CHICAGO (Reuters) - U.S. airlines have got a dependable toehold on financial stability, but the companies still face headwinds from soaring fuel prices and economic weakness that could batter bookings later this year.
Airlines are seen mostly profitable for the second quarter when the earnings reports start rolling in on Wednesday.
Experts say they are mostly optimistic about the industry outlook although shares of major U.S. airlines fell to one-year lows on Monday amid worries in the market that economic weakness could slow travel demand in the fall.
“Possible mild economic turbulence for the economy in the second half of the year may test airlines on cost cutting measures and capacity restraints taken,” said Ray Neidl, a senior aerospace analyst with Maxim Group, in a research note.
“Much of this uncertainty should already be reflected in airline stock prices,” Neidl said. “We believe that despite challenges, the long term outlook looks solid for the industry.”
The Arca airline index .XAL slipped 1 percent during the second quarter, while the price of crude oil, which influences jet fuel costs, fell 10 percent but remained historically high.
The U.S. economy, meanwhile, is not signaling a strong pick-up with the unemployment rate at 9.2 percent in June.
AMR Corp AMR.N, parent of American Airlines, leads off the earnings season on Wednesday and is expected to be the only major airline in the top five to post a loss for the quarter, according to Thomson Reuters I/B/E/S.
United Continental Holdings (UAL.N) and US Airways Group LCC.N were seen posting profits on Thursday.
Airlines shares were broadly weaker on Monday, with United down 3.5 percent at $20.12 on the New York Stock Exchange. Delta Air Lines (DAL.N) down 4.75 percent at $8.01. AMR shares were down 3.39 percent at $4.84.
Morningstar equity analyst Basili Alukos said concerns that the U.S. Congress will not reach a deal to raise the debt ceiling is weighing on airline shares as much as other sectors.
Republicans and Democrats scrambled on Monday to work out details on a fallback plan that would avoid an unprecedented U.S. default.
“If the debt ceiling isn’t raised, the airlines will see a substantial rise in interest rates and interest costs, making the firms less valuable,” Alukos said.
He said new signs that recent fare hikes are unsustainable could weaken the outlook somewhat.
“Higher prices would cause consumers to think twice.

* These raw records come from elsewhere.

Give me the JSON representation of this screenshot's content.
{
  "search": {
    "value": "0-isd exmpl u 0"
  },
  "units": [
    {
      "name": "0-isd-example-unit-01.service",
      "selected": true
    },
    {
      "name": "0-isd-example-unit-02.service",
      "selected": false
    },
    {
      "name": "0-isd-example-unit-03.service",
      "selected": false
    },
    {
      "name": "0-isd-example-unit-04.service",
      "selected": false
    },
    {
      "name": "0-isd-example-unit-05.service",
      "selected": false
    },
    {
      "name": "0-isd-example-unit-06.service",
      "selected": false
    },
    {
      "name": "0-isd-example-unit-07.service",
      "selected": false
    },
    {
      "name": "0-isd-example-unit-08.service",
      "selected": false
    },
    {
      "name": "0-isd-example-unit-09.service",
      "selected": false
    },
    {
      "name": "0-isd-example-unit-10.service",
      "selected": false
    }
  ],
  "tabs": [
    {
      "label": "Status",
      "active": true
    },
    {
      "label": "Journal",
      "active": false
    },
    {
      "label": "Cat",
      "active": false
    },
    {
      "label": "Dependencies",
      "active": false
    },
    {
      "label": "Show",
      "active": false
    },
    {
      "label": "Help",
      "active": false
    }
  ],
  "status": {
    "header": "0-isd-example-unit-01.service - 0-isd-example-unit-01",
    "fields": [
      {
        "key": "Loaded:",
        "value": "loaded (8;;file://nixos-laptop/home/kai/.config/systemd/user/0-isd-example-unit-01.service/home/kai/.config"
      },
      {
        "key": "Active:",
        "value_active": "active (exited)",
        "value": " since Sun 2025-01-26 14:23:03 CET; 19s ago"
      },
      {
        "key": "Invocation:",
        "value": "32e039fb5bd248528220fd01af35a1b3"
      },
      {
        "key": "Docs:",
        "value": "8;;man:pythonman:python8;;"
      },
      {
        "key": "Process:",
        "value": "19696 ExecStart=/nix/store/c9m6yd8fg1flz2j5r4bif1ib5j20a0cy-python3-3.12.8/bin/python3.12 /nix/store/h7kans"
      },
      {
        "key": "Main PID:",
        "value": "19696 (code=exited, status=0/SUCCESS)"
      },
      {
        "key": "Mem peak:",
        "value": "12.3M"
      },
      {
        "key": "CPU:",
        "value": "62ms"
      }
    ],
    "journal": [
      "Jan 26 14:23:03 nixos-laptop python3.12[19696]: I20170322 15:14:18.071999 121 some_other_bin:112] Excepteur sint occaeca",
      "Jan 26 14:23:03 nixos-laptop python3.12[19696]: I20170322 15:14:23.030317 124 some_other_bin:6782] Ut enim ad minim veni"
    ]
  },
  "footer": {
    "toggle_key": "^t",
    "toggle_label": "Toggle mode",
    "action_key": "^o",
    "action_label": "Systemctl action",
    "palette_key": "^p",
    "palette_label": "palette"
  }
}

So I think you’re going to see a lot of talk about pricing,” Alukos said. “My thought is you’ll see some disintegration in their ability to maintain pricing and that prices will probably have come down a little bit.”
Helane Becker, an airline analyst with Dahlman Rose & Co, agreed saying airlines could see volatile bookings patterns, but that carriers in the U.S. have managed their capacity well in recent years and are prepared to deal with demand fluxuations.
“They are much better prepared than they have ever been in the past,” Becker said. “But they’re still airlines. And I definitely think that they are going to continue to be volatile.”